I've got a client who wants me to write a browser based program that will connect to a socket server given an ip address and port number (that the user would supply). Once the socket is connected, the user will type in a command into a text box and send it to the php server which would then relay the command via the socket to the waiting server on the already open connection. I would then need to read the servers response and relay that message to the user on-screen.
So, in my preliminary dabbling yesterday, I figured out how to open and close a connection to the socket server. I could even write to the socket and read the servers response. The problem is that each of these little tests were self contained. I had one php script that contained the connection code, the code to write a hard-coded command to the socket and then the code to read from the socket followed by the code to close the socket connection.

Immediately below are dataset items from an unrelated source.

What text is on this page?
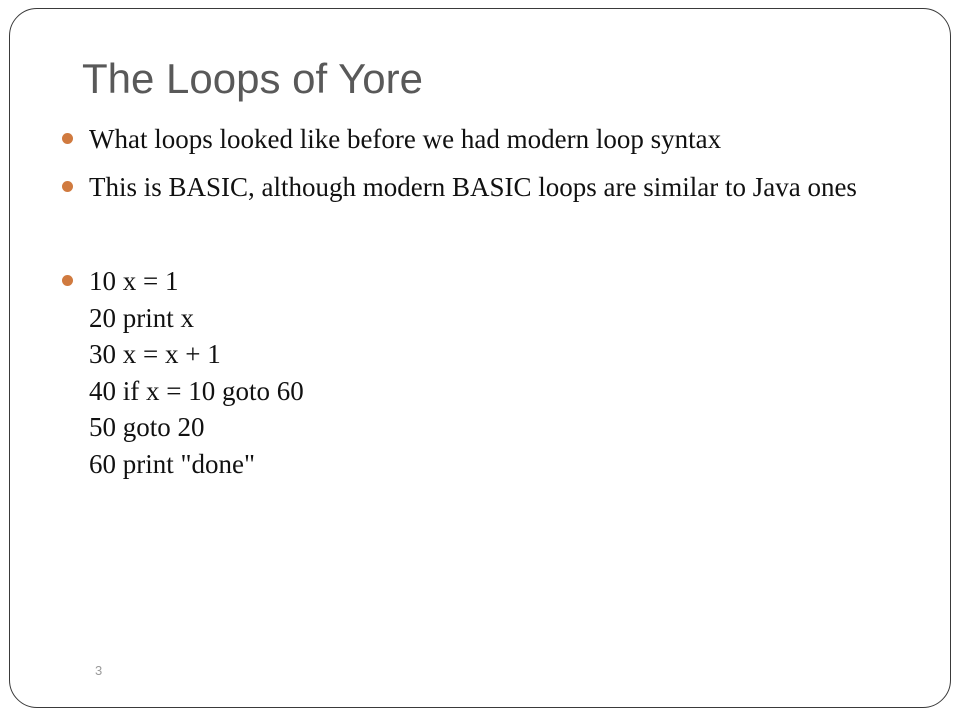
The Loops of Yore
What loops looked like before we had modern loop syntax
This is BASIC, although modern BASIC loops are similar to Java ones
10 x = 1
20 print x
30 x = x + 1
40 if x = 10 goto 60
50 goto 20
60 print "done"
3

I started running into problems when I tried to make things more interactive. What I seemed to find was that I could not persist the socket handle across page requests. I started out by writing a little screen with two text boxes, a button and a div which would contain the responses from the socket. I wrote an AJAX function in javascript (jQuery 1.2.6) that called a php script sending the ip and port. That script created a socket to that server on that port and sent the automatic response back to the calling javascript function.
This worked great.
What I soon realized though, was that as soon as my opensocket.php script was finished running, was that I had no way of referring to the socket handle on subsequent requests. I tried storing the socket handle in $_SESSION['socket'], but that failed miserably, and from what I can find, it fails by design. For some reason (security, maybe?) php resource objects cannot be stored in the session. Drat!
It would seem like it wouldn't be a problem to open a connection to the socket server on each call, send the command, wait for the response from the server and then close the connection, right? But in this case, it's actually not okay. There are certain commands which when sent to the server return ids that are good for that connection only. Once the socket is closed, that id goes away.

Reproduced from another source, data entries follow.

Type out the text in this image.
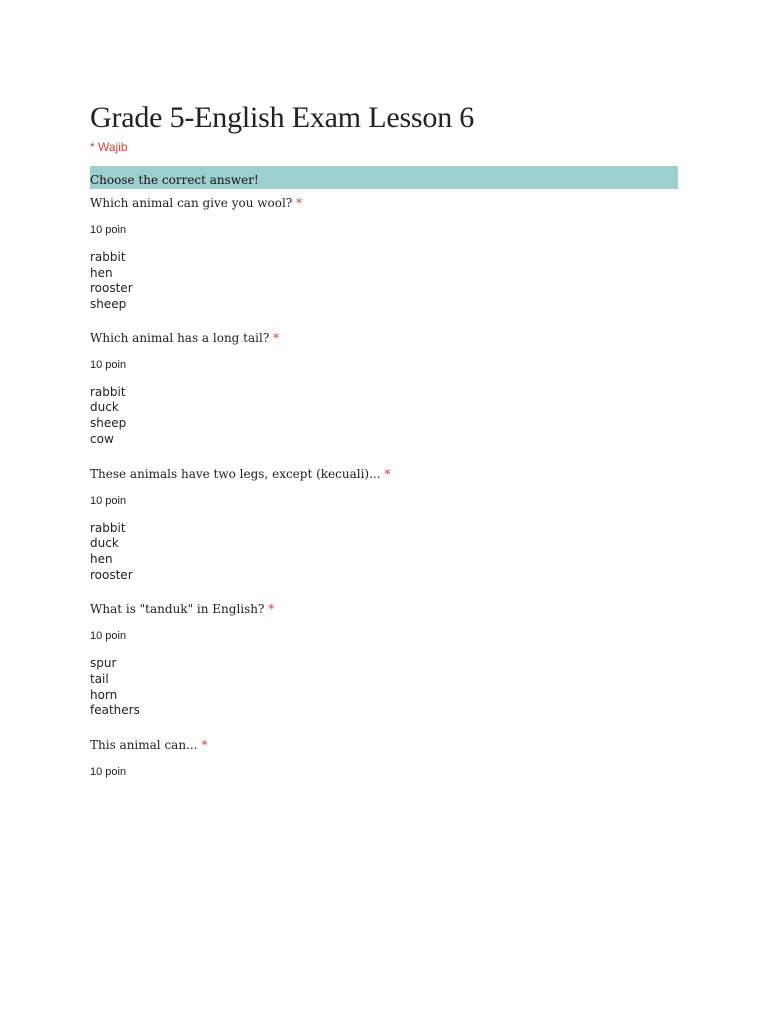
Grade 5-English Exam Lesson 6
* Wajib
Choose the correct answer!
Which animal can give you wool? *
10 poin
rabbit
hen
rooster
sheep
Which animal has a long tail? *
10 poin
rabbit
duck
sheep
cow
These animals have two legs, except (kecuali)... *
10 poin
rabbit
duck
hen
rooster
What is "tanduk" in English? *
10 poin
spur
tail
horn
feathers
This animal can... *
10 poin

One solution (which my client doesn't really like much) is instead of sending one command at a time, to send a bunch of commands. One reason he doesn't like this is that command 'a' might return an id or code which is needed by command 'b' and there would be know way to know that command a head of time.
So it would seem that I need a way to keep a socket open across several page requests.
Is that possible using PHP? Is there a strategy for doing this that I'm just not getting? I've done a bunch of reading about sockets on the internet, but everyone seems to be talking about turning a php server into a socket server which listens for other programs to connect to it. What *I* want is to connect to a different socket server that is already listening for my connection and waiting for me to issue commands over the open socket connection.
I realize this is kind of a long winded post, but I hope I've made some sense here, and that someone can help me to understand how I might be able to accomplish this task, if it's possible at all. It was a toss up as to which forum I should post it in, so if someone thinks that this discussion would be better put in the PHP Theory and Design forum, rather than this one, then let me know and I can cross post it over there.